“Over time, family who never knew their relatives who had passed away years earlier slept in the same rooms, same beds, and spent days on the same beach as those before them.”
(The above is an except from this blogpost
https://storyshucker.wordpress.com/2016/07/27/its-what-we-do/#like-1049)
This sentence got me thinking. We live in geographies lived in by ancestors who lived and breathed and passed on the land to the newer generations. We may never have met them but their presence lingers in the things they did, their thoughts gave rise to customs and traditions, and also the old pots and pans handed over as handlooms as some of those ancestors were from our own families. We have people who died fighting for independence from living conditions that the younger generations independed from and henceforth enjoy and occasionally talk and remember the ancestors whose fight led one way or the other to our freedom from the kinds of oppressions that were prevalent in those times. We would still have traces of the oppression of those times, in our need to control and dominate (perhaps in retaliation to being controlled and dominated at some point in time, even if it was as old as generations before).
I live in India and India was colonized by the British, so I can talk thusly. There would be British genes intermingled in our own bloodlines (such were the times then!) but would we revolt the ‘injustice’ metted out to us then somuchso that we revolt our own genes embeded in our DNA that has us be us?! Or would we be in acknowledgement of them and say “this is how things happened.” Things happened, and that is not the end of story. The story ends when things are well and good. And then, that is not really end of story but a beginning of something new. Until such point, the story has not “ended.”
Our stories have happy endings (just look at our movies, at least most of the Indian movies, and definitely the fairy tales all around the world have happy endings; maybe that is even why people still love reading fairy tales even if they think they are impossible.

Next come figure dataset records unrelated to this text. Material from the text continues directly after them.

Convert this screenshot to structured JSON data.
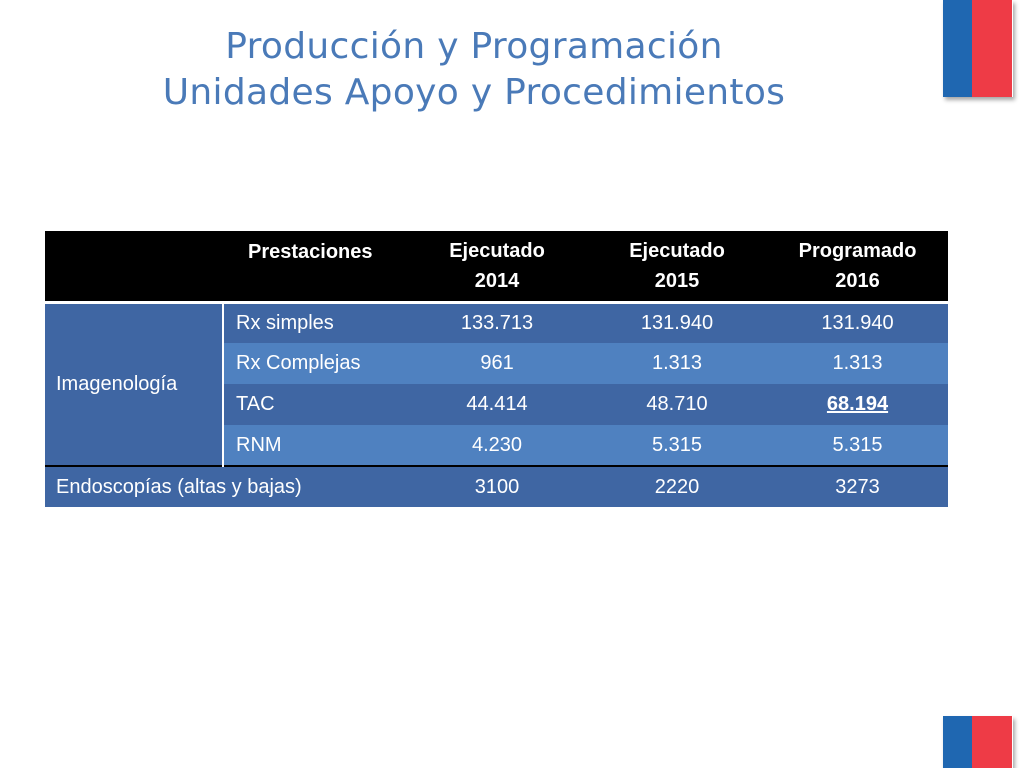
{
  "title": {
    "line1": "Producción y Programación",
    "line2": "Unidades Apoyo y Procedimientos"
  },
  "table": {
    "headers": {
      "prestaciones": "Prestaciones",
      "col1_line1": "Ejecutado",
      "col1_line2": "2014",
      "col2_line1": "Ejecutado",
      "col2_line2": "2015",
      "col3_line1": "Programado",
      "col3_line2": "2016"
    },
    "group": "Imagenología",
    "rows": [
      {
        "label": "Rx simples",
        "v2014": "133.713",
        "v2015": "131.940",
        "v2016": "131.940"
      },
      {
        "label": "Rx Complejas",
        "v2014": "961",
        "v2015": "1.313",
        "v2016": "1.313"
      },
      {
        "label": "TAC",
        "v2014": "44.414",
        "v2015": "48.710",
        "v2016": "68.194"
      },
      {
        "label": "RNM",
        "v2014": "4.230",
        "v2015": "5.315",
        "v2016": "5.315"
      }
    ],
    "endoscopias": {
      "label": "Endoscopías (altas y bajas)",
      "v2014": "3100",
      "v2015": "2220",
      "v2016": "3273"
    }
  },
  "colors": {
    "title": "#4a7ab8",
    "header_bg": "#000000",
    "row_dark": "#3f66a3",
    "row_light": "#4f81c0",
    "flag_blue": "#1f67b1",
    "flag_red": "#ee3b46"
  }
}
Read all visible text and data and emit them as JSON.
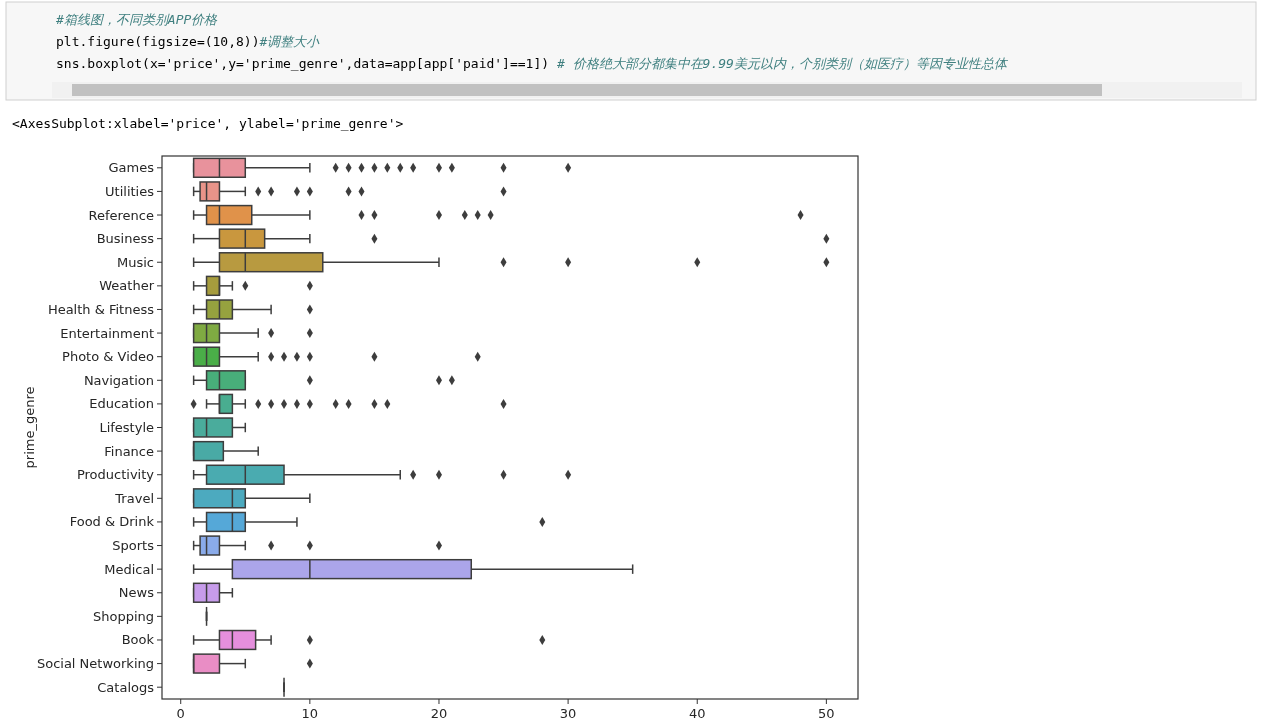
{
  "chart_data": {
    "type": "box",
    "orientation": "horizontal",
    "ylabel": "prime_genre",
    "annotations": [
      "#箱线图，不同类别APP价格",
      "plt.figure(figsize=(10,8))#调整大小",
      "sns.boxplot(x='price',y='prime_genre',data=app[app['paid']==1]) # 价格绝大部分都集中在9.99美元以内，个别类别（如医疗）等因专业性总体",
      "<AxesSubplot:xlabel='price', ylabel='prime_genre'>"
    ],
    "categories": [
      "Games",
      "Utilities",
      "Reference",
      "Business",
      "Music",
      "Weather",
      "Health & Fitness",
      "Entertainment",
      "Photo & Video",
      "Navigation",
      "Education",
      "Lifestyle",
      "Finance",
      "Productivity",
      "Travel",
      "Food & Drink",
      "Sports",
      "Medical",
      "News",
      "Shopping",
      "Book",
      "Social Networking",
      "Catalogs"
    ],
    "colors": [
      "#e8929c",
      "#e89489",
      "#e0924a",
      "#c9973e",
      "#b89a40",
      "#a69c3d",
      "#96a23f",
      "#7faa42",
      "#4aae48",
      "#48ae7a",
      "#49ad90",
      "#4aac9c",
      "#49aaa5",
      "#4aabb0",
      "#4caabf",
      "#55a8d8",
      "#8aabea",
      "#aba5ea",
      "#c79ceb",
      null,
      "#e58fdd",
      "#e98dc5",
      null
    ],
    "boxes": [
      {
        "low": 1,
        "q1": 1,
        "median": 3,
        "q3": 5,
        "high": 10,
        "outliers": [
          12,
          13,
          14,
          15,
          16,
          17,
          18,
          20,
          21,
          25,
          30
        ]
      },
      {
        "low": 1,
        "q1": 1.5,
        "median": 2,
        "q3": 3,
        "high": 5,
        "outliers": [
          6,
          7,
          9,
          10,
          13,
          14,
          25
        ]
      },
      {
        "low": 1,
        "q1": 2,
        "median": 3,
        "q3": 5.5,
        "high": 10,
        "outliers": [
          14,
          15,
          20,
          22,
          23,
          24,
          48
        ]
      },
      {
        "low": 1,
        "q1": 3,
        "median": 5,
        "q3": 6.5,
        "high": 10,
        "outliers": [
          15,
          50
        ]
      },
      {
        "low": 1,
        "q1": 3,
        "median": 5,
        "q3": 11,
        "high": 20,
        "outliers": [
          25,
          30,
          40,
          50
        ]
      },
      {
        "low": 1,
        "q1": 2,
        "median": 3,
        "q3": 3,
        "high": 4,
        "outliers": [
          5,
          10
        ]
      },
      {
        "low": 1,
        "q1": 2,
        "median": 3,
        "q3": 4,
        "high": 7,
        "outliers": [
          10
        ]
      },
      {
        "low": 1,
        "q1": 1,
        "median": 2,
        "q3": 3,
        "high": 6,
        "outliers": [
          7,
          10
        ]
      },
      {
        "low": 1,
        "q1": 1,
        "median": 2,
        "q3": 3,
        "high": 6,
        "outliers": [
          7,
          8,
          9,
          10,
          15,
          23
        ]
      },
      {
        "low": 1,
        "q1": 2,
        "median": 3,
        "q3": 5,
        "high": 5,
        "outliers": [
          10,
          20,
          21
        ]
      },
      {
        "low": 2,
        "q1": 3,
        "median": 3,
        "q3": 4,
        "high": 5,
        "outliers": [
          1,
          6,
          7,
          8,
          9,
          10,
          12,
          13,
          15,
          16,
          25
        ]
      },
      {
        "low": 1,
        "q1": 1,
        "median": 2,
        "q3": 4,
        "high": 5
      },
      {
        "low": 1,
        "q1": 1,
        "median": 1,
        "q3": 3.3,
        "high": 6
      },
      {
        "low": 1,
        "q1": 2,
        "median": 5,
        "q3": 8,
        "high": 17,
        "outliers": [
          18,
          20,
          25,
          30
        ]
      },
      {
        "low": 1,
        "q1": 1,
        "median": 4,
        "q3": 5,
        "high": 10
      },
      {
        "low": 1,
        "q1": 2,
        "median": 4,
        "q3": 5,
        "high": 9,
        "outliers": [
          28
        ]
      },
      {
        "low": 1,
        "q1": 1.5,
        "median": 2,
        "q3": 3,
        "high": 5,
        "outliers": [
          7,
          10,
          20
        ]
      },
      {
        "low": 1,
        "q1": 4,
        "median": 10,
        "q3": 22.5,
        "high": 35
      },
      {
        "low": 1,
        "q1": 1,
        "median": 2,
        "q3": 3,
        "high": 4
      },
      {
        "low": 2,
        "q1": 2,
        "median": 2,
        "q3": 2,
        "high": 2
      },
      {
        "low": 1,
        "q1": 3,
        "median": 4,
        "q3": 5.8,
        "high": 7,
        "outliers": [
          10,
          28
        ]
      },
      {
        "low": 1,
        "q1": 1,
        "median": 1,
        "q3": 3,
        "high": 5,
        "outliers": [
          10
        ]
      },
      {
        "low": 8,
        "q1": 8,
        "median": 8,
        "q3": 8,
        "high": 8
      }
    ],
    "xlim": [
      -1.45,
      52.45
    ],
    "xticks": [
      0,
      10,
      20,
      30,
      40,
      50
    ]
  }
}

Happy endings!). If the story has not ended happily, there is just another sequel waiting to happen, thats all – maybe in the next generation – but we can hand down a story that was better than the one that came to us. The point is, we can do something about the stories we live. The story here is our own lifestory, and we are the heroes and heroines of our stories. There are villans too, but a villan is always someone, if you notice, who has been wronged at some point and now seeks revenge. (I think the Talibans and ISIS and the whole lot of extremists are villans who have in one way or the other been wronged in some way and now seek revenge through violent means. At least, that must have been how they started. Their future generations may no longer know the reason why they got extremist. We are lucky enough to have ancestors who handed down happy values. Perhaps they were not so lucky. How do I know that? Study Nature. Even a snake wont bite unless threatened or hurt in some way! Mankind is just another being of Nature, no different in behavior hence). So unless the wronged villan has been appeased in some way, the story has not ended and the happy ending does not come through. What is a happy ending? “People, animals and plants, as visible evidence of life, are shining in their own light, in harmony with all that there is, in rhythmic synchrony with Nature and the Universe, being and doing what they came into existence for.”